As he got closer to beating Babe Ruth's record, he received nearly 1 million pieces of mail, about a third of it racist or threatening.

Author Michael MacCambridge writes in "The Big Time," his recent book about sports in the 1970s, "The chase for the record exposed the deep fault lines of America's long reckoning with race."

"He got something like 930,000 letters in 1973. Most of them were very positive and encouraging," said MacCambridge. "But a dark minority of those were very negative and very hateful with the worst and most profane language. And that shined a little bit of a mirror for American sports fans on what some of their cohort were like."

MacCambridge added, "I think because Aaron was Black and because Ruth was White.
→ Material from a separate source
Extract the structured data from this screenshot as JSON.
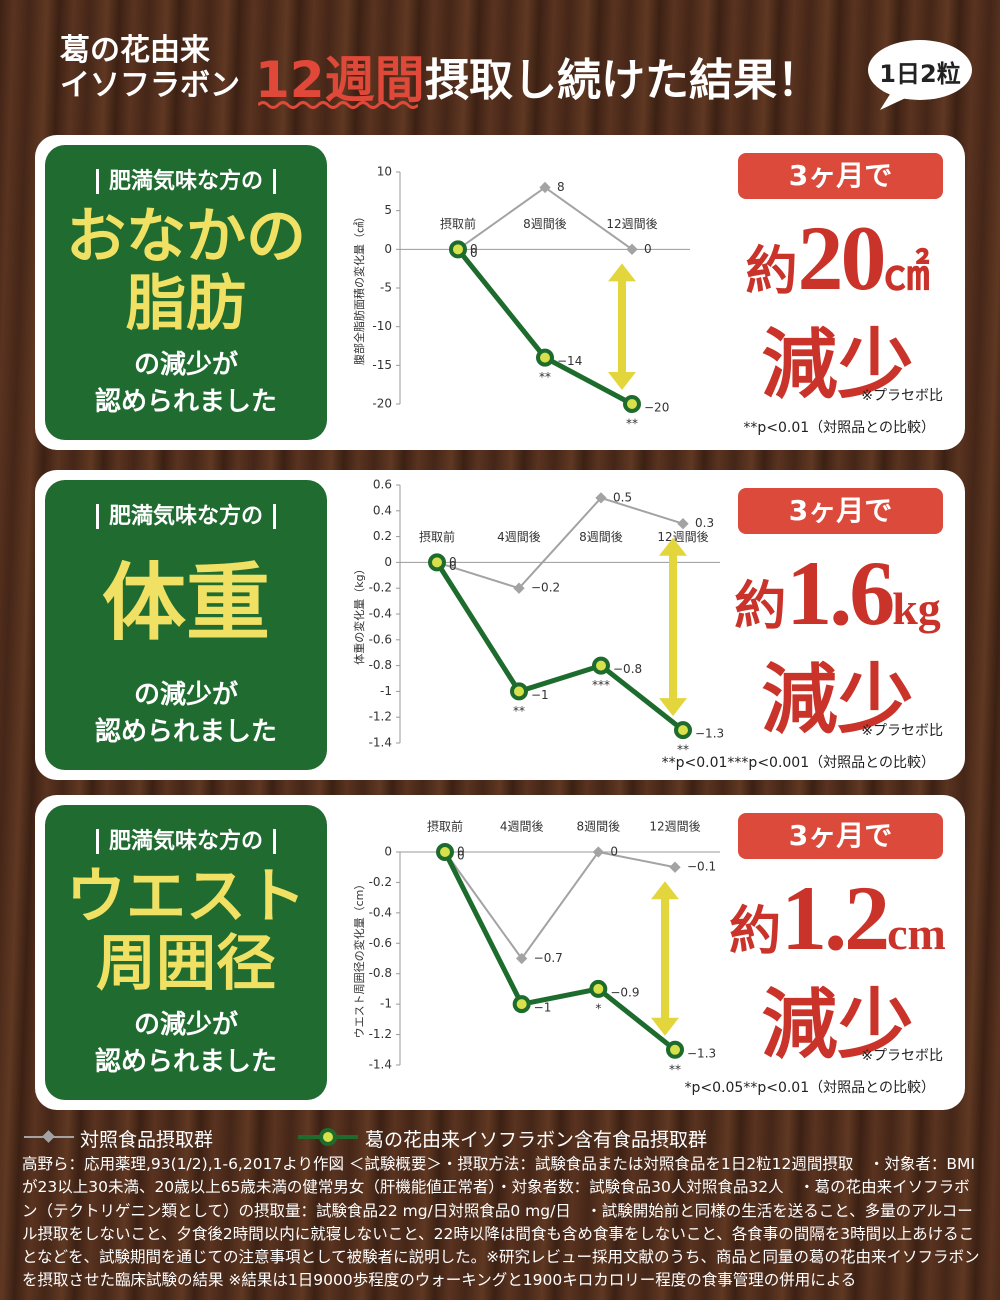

It sort of gave Americans some inkling of what African American athletes and people in general had been dealing with for generations," the author said.

Aaron would later say the threatening letters "carved a piece of my heart away."

"I think 50 years on, we can see more clearly what Henry Aaron was up against what he soldiered through and what he accomplished in the face of a different time at a time when there was a clear double-standard for Black athletes and what he endured to break that record," said MacCambridge.

After Aaron retired in 1976, President George W. Bush awarded him the Presidential Medal of Freedom.

"By steadily pursuing his calling in the face of unreasoning hatred, Hank Aaron has proven himself a great human being, as well as a great athlete," said Bush.

When Aaron died in 2021, Bush described him as a joyful man, adding, "Hank never let the hatred he faced consume him."